“Those who cannot remember the past are condemned to repeat it.” –George Santayana
“The past is never dead. It’s not even past.” –William Faulkner
“So we beat on, boats against the current, borne back ceaselessly into the past.” –F. Scott Fitzgerald
“The angel of history,…his face…turned toward the past, is propelled into the future by the storm we call progress.” –William Benjamin
“The arc of the moral universe is long but it bends toward justice.” –Martin Luther King
These insights about the power and invisible laws of history are what drew me into the study of the past. I believed that the knowledge of history was a skeleton key for unlocking secrets to greater peace, justice, and beauty in the world. That fantasy got extinguished in graduate school. The more knowledge I gained, the less credible this notion became.
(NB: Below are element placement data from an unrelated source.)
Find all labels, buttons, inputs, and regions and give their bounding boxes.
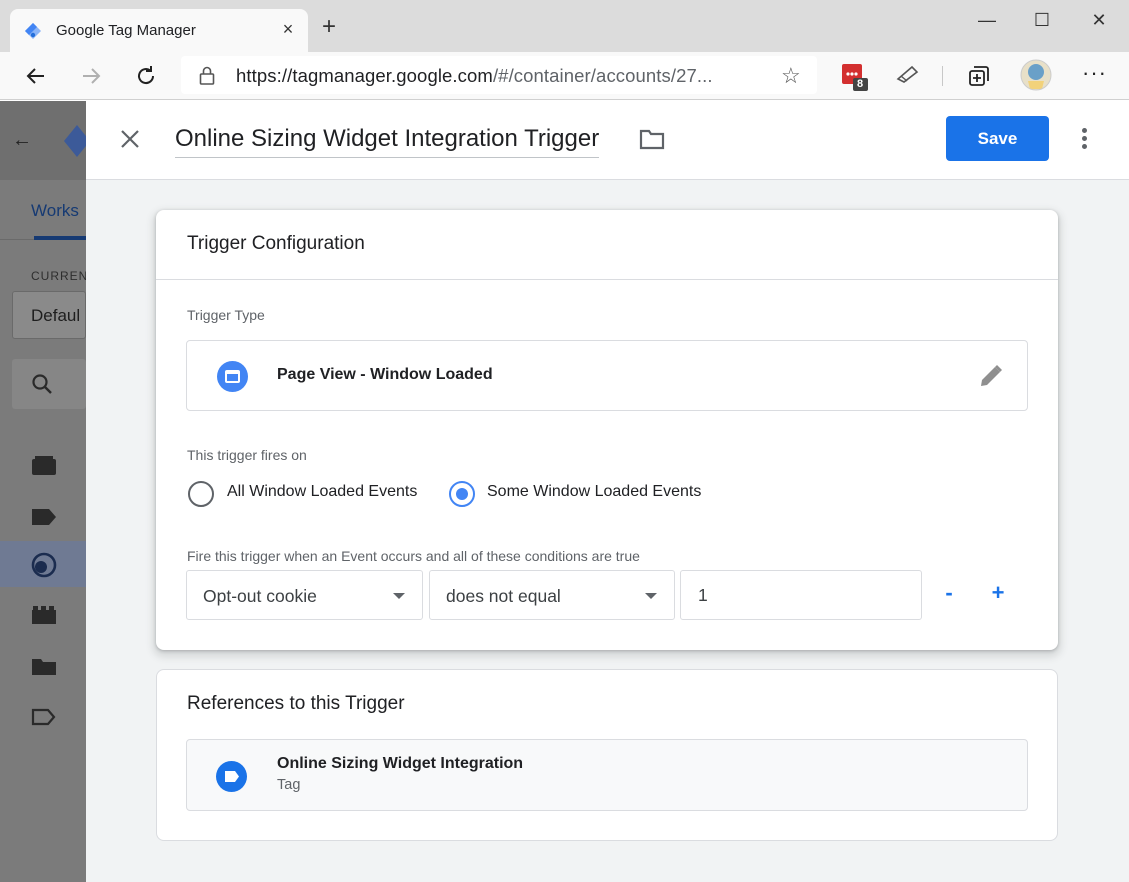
some-events-radio[interactable] (449, 481, 475, 507)
background-workspace-tab: Works (31, 201, 79, 220)
reference-name: Online Sizing Widget Integration (277, 755, 524, 772)
trigger-editor-panel: Online Sizing Widget Integration Trigger… (86, 101, 1129, 882)
operator-select-value: does not equal (446, 586, 561, 606)
collections-icon[interactable] (968, 65, 990, 92)
window-close-button[interactable]: ✕ (1087, 8, 1111, 32)
tag-icon (216, 761, 247, 792)
references-title: References to this Trigger (187, 693, 405, 714)
pen-extension-icon[interactable] (896, 63, 920, 90)
some-events-label[interactable]: Some Window Loaded Events (487, 483, 701, 501)
dropdown-arrow-icon (645, 593, 657, 599)
operator-select[interactable]: does not equal (429, 570, 675, 620)
refresh-button[interactable] (132, 62, 160, 90)
maximize-button[interactable]: ☐ (1030, 8, 1054, 32)
browser-tab[interactable]: Google Tag Manager × (10, 9, 308, 52)
browser-titlebar: Google Tag Manager × + — ☐ ✕ (0, 0, 1129, 52)
condition-label: Fire this trigger when an Event occurs a… (187, 548, 640, 564)
background-search-icon (32, 374, 52, 394)
profile-avatar[interactable] (1020, 59, 1052, 96)
gtm-favicon-icon (25, 23, 41, 39)
background-back-arrow-icon: ← (12, 129, 32, 151)
card-title: Trigger Configuration (187, 233, 365, 254)
browser-menu-button[interactable]: ··· (1082, 60, 1107, 86)
background-folders-icon (32, 659, 56, 675)
forward-arrow-icon (83, 68, 101, 84)
references-card: References to this Trigger Online Sizing… (156, 669, 1058, 841)
background-search-box (12, 359, 86, 409)
background-overview-icon (32, 456, 56, 475)
add-condition-button[interactable]: + (983, 578, 1013, 608)
browser-toolbar: https://tagmanager.google.com/#/containe… (0, 52, 1129, 100)
url-text: https://tagmanager.google.com/#/containe… (236, 65, 713, 86)
close-icon (121, 130, 139, 148)
trigger-name-input[interactable]: Online Sizing Widget Integration Trigger (175, 125, 600, 158)
background-templates-icon (31, 708, 56, 726)
extension-badge: 8 (857, 78, 864, 90)
folder-icon[interactable] (639, 128, 665, 150)
lock-icon (199, 66, 215, 85)
trigger-type-selector[interactable]: Page View - Window Loaded (186, 340, 1028, 411)
refresh-icon (138, 66, 155, 85)
all-events-radio[interactable] (188, 481, 214, 507)
condition-value-input[interactable] (680, 570, 922, 620)
background-tags-icon (32, 509, 56, 525)
reference-type: Tag (277, 777, 301, 793)
fires-on-label: This trigger fires on (187, 447, 307, 463)
close-panel-button[interactable] (116, 125, 144, 153)
all-events-label[interactable]: All Window Loaded Events (227, 483, 417, 501)
back-arrow-icon (26, 68, 44, 84)
trigger-editor-header: Online Sizing Widget Integration Trigger… (86, 101, 1129, 180)
address-bar[interactable]: https://tagmanager.google.com/#/containe… (181, 56, 817, 94)
window-loaded-icon (217, 361, 248, 392)
background-gtm-logo-icon (64, 125, 86, 157)
background-workspace-select: Defaul (12, 291, 86, 339)
trigger-configuration-card: Trigger Configuration Trigger Type Page … (156, 210, 1058, 650)
trigger-type-label: Trigger Type (187, 307, 265, 323)
dropdown-arrow-icon (393, 593, 405, 599)
favorite-star-icon[interactable]: ☆ (781, 63, 801, 89)
remove-condition-button[interactable]: - (934, 578, 964, 608)
variable-select-value: Opt-out cookie (203, 586, 317, 606)
background-workspace-name: Defaul (31, 306, 81, 325)
save-button[interactable]: Save (946, 116, 1049, 161)
trigger-type-value: Page View - Window Loaded (277, 366, 493, 383)
card-divider (156, 279, 1058, 280)
background-tabs: Works (0, 180, 86, 240)
background-section-label: CURREN (31, 269, 86, 283)
reference-item[interactable]: Online Sizing Widget Integration Tag (186, 739, 1028, 811)
background-app-header: ← (0, 101, 86, 180)
tab-close-icon[interactable]: × (278, 19, 298, 39)
toolbar-separator (942, 66, 943, 86)
new-tab-button[interactable]: + (318, 15, 340, 39)
variable-select[interactable]: Opt-out cookie (186, 570, 423, 620)
extension-icon[interactable]: 8 (841, 62, 871, 97)
forward-button[interactable] (77, 62, 105, 90)
background-triggers-icon (31, 552, 57, 578)
back-button[interactable] (22, 62, 50, 90)
more-options-icon[interactable] (1074, 125, 1094, 153)
background-variables-icon (32, 606, 56, 624)
tab-title: Google Tag Manager (56, 22, 196, 39)
background-app-overlay: ← Works CURREN Defaul (0, 101, 86, 882)
edit-pencil-icon[interactable] (978, 363, 1004, 389)
background-tab-indicator (34, 236, 86, 240)
minimize-button[interactable]: — (975, 8, 999, 32)
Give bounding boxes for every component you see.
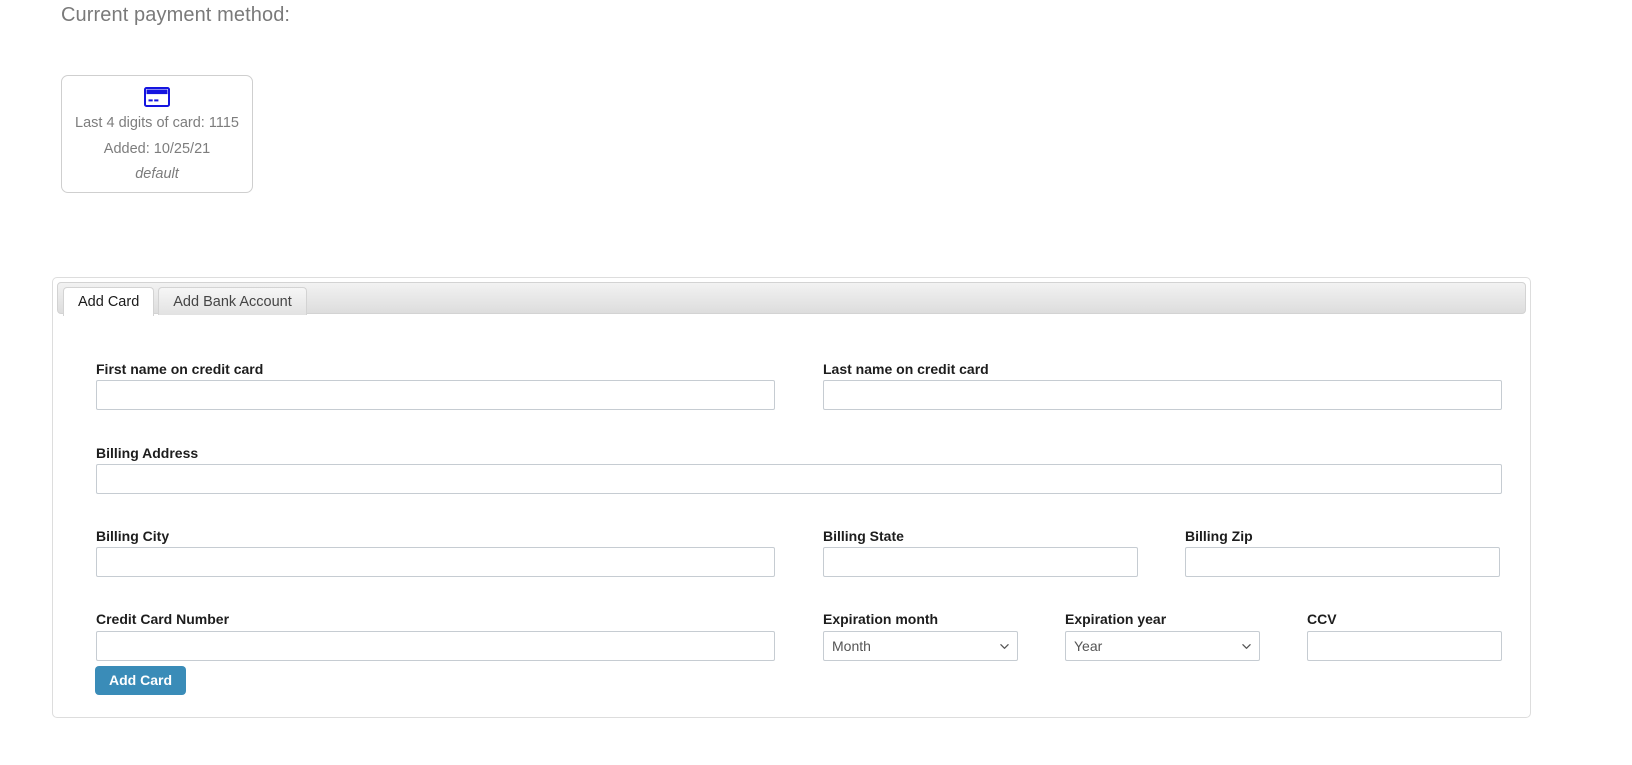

In time, I learned to lower my expectations, and I settled on the belief–or at least a desire–that history could provide widened horizons of connection and possibility, helping us get out of the narrow perspective of our now. I came to doubt any “use” of history, in the sense of thinking about it instrumentally. I prefer now to recommend history to my own students as an intellectual orientation, a daily practice, but not something they should try to “use” to achieve a goal.
Jennifer Ratner-Rosenhagen,”Nietzsche’s Quarrel with History, ” Hedgehog Review (Summer 2022), 16.